Worst of all is that, in legal and practical terms, this is being done to us with our own power. The coercion being applied to our people now — to be subjected to a dangerous vaccine, to accept vaccine passports, to allow themselves to be incarcerated at their own expense for seeking briefly to escape this tyranny, is not the kind of coercion applied by a mugger or a rapist. It is much worse than that. It is the usurped, misappropriated power of the Irish people, in the normal course pooled for the general well-being and security of our people, vested in politicians and State functionaries, which has here been commandeered on behalf of unseen external agents and turned upon the people themselves. We are being menaced with our own gun. The boot upon our faces is our own. In a sense, we are doing all this to ourselves, by virtue of our refusal or inability to call a halt to the present regime of bullying, corruption and lying.
Ireland is now among the worst tyrannies in the world. I know this sounds absurd but it is literally the case. We are one of only a handful of countries that continues to ban religious services (though only Christian ones). In the past few days, the European Commission has raised serious questions about the Irish system of quarantine — in reality internment without trial for the ‘crime’ of being well.
Make no mistake: This is on us. Unless we act, unless we speak, all this will continue to occur in our name. Strictly speaking, it is Ireland, not Varadkar or Martin or Donnelly that is now causing raised eyebrows all over the formerly Free World. The world does not understand that it is simply a small handful of gangsters and creeps, most of them unelected, who are orchestrating this tyranny.
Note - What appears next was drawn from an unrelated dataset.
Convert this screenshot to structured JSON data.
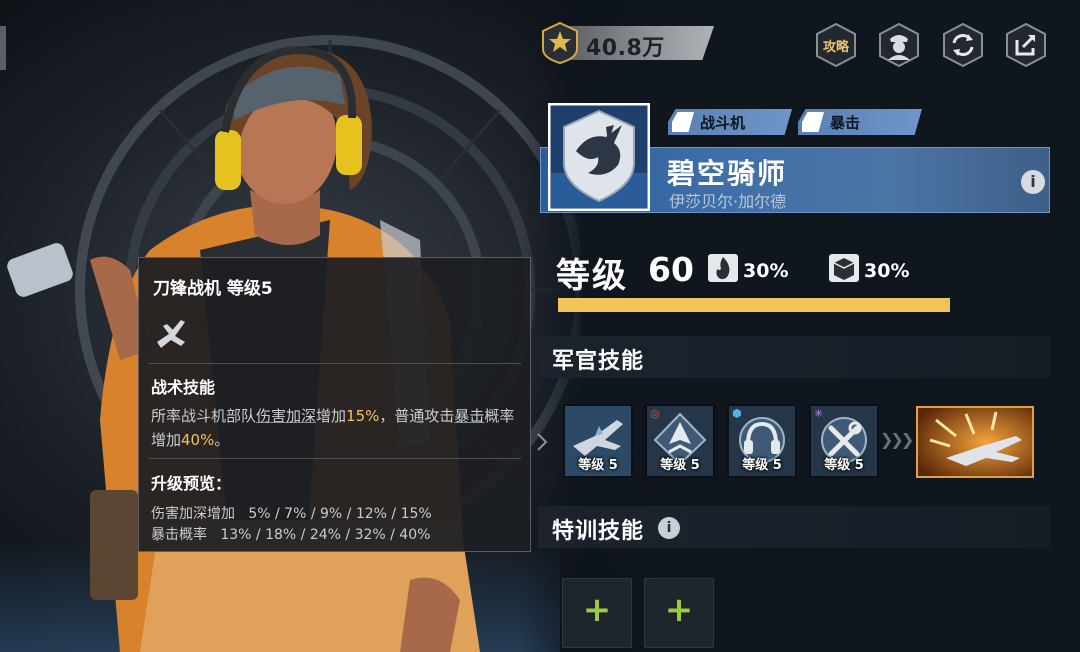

It is way past time that we made clear that none of this is being done in our name, that it is being done to us by people whom we mistakenly allowed to take the reins of power in our once free country. It is time we stood up, slapped the table, kicked the chairs from under us, and declared, 'Enough!'
I invite you to share this with anyone who you think might need to read it.
SATURDAY (April 10th)
This was the day the names of Martin and Donnelly finally, incontrovertibly, came to be added to the lists of the infamous, joining Cromwell and Trevelyan and a host of other degenerates, dirtbags and monsters in the overpopulated annals of Ireland’s historical blackguarding. This was the day Apartheid Ireland was born, courtesy not of some invading hoor of Babylon but of our own, homegrown hoors of Ballymagash, Ballygobackwards and Ballyhoorisky.
Shame, sorrow, is this day.
First there was Oliver Cromwell and his infamous injunction: ‘To Hell or to Connacht!’ Then there was Charles Trevelyan and his ‘Judgement of God’. Now there is Martin and Donnelly with their vaccination apartheid, by which, in the words of the Tánaiste, Leo Varadkar, vaccinated people will be extended more ‘freedoms’.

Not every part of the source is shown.